生物は愚か、星の一つすらも出来ずに終わった。


我々が居る宇宙というのは、元来奇跡的な確率の上に成り立つ。尤も、将来ナナシが行き、そしてにのまえ等一行と出会う世界はある神がその確率を歪めたものであるが。

クルーンの様に何段階もの確率をくぐり抜けて、その先にこの世界は存在する。


二度目に作った世界は、ヒト型では無いが知性体が存在した。

彼等はある恒星系の惑星上に住んでいたが、やがて恒星を食い潰した。

生活を豊かに、のスローガンの元、莫大なエネルギーを浪費し、やがてそのツケを恒星に押し付け、それを消費した。

彼等は別の恒星系へ移っては恒星を食い潰し、

また別の恒星系へ移っては恒星を食い潰し、

また別の恒星系へ移っては食い潰し、

また移っては食い潰し、

食い潰し、食い潰し、食い潰し、


やがて、彼等は長い時間……宇宙から見れば僅かな時間ではあるが……をかけ、宇宙のすべての恒星を食い潰した。

途中で個体数増加により二つの恒星系へ別れたのが効いた。

鼠算式に殖えて、喰って、殖えて、喰って、


それは確かに面白いものではあったが、ナナシの求めたものとは違っていた。

それは例えるならば"アリの巣観察キット"を眺める面白さだ。

対してナナシの望んでいたものは映画の様な面白さだ。


当然両者は別物であり、ナナシにとってその世界は失望に値した。
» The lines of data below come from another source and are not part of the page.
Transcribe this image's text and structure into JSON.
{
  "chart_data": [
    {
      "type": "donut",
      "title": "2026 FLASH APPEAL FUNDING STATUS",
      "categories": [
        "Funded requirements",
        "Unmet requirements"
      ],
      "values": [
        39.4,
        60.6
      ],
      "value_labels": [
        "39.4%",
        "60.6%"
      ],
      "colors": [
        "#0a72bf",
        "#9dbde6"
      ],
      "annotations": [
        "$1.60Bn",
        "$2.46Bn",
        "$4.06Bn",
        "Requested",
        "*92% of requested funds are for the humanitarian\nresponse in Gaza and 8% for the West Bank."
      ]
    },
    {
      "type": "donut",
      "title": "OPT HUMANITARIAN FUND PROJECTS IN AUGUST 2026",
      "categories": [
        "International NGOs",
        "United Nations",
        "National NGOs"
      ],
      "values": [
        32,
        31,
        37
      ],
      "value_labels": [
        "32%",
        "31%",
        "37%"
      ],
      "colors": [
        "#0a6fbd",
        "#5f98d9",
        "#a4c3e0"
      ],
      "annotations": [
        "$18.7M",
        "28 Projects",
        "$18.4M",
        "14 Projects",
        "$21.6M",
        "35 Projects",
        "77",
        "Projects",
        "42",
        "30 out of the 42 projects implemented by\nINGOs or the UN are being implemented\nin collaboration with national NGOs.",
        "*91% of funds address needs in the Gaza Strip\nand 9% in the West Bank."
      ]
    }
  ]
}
残当。


ナナシはまた次の世界を作った。

三度目に作った世界は、またもや失敗だった。

平々凡々と、生物が生まれては絶滅し、星が生まれては死に、そうやって、知性体が生まれぬ間に宇宙はゆっくりと、ゆっくりと大往生を果たしていった。

ナナシはその世界にややも感動を覚えたが、やはりナナシの求めているものは得られなかった。


ここでナナシは再度神々へ問うた。

どうやったらうまく作れるのか。

なんかコツとか無いのか。


答えは唯一つ。


トライ()・ア()ド・()エラー()


誰に聞いても異口同音であった。


慕う相手であるエル兄からも同じ答えが返ってきて、漸っとナナシは納得した。


四度目に作った世界は、三度目と大差なく同じ様な世界であった。


五度目に作った世界は、相転移に失敗して酷く単調な、振り子の様な世界が出来た。


六度目に作った世界は、再び知性体が現れた。待ちくたびれた、とナナシは思う。

然し、その知性体は戦争で、瞬く間に絶滅してしまった。


七度目に作った世界は、一度目と同様線香花火の様であった。


ここいらでナナシは少し休み、他の神の世界を見て回ることとした。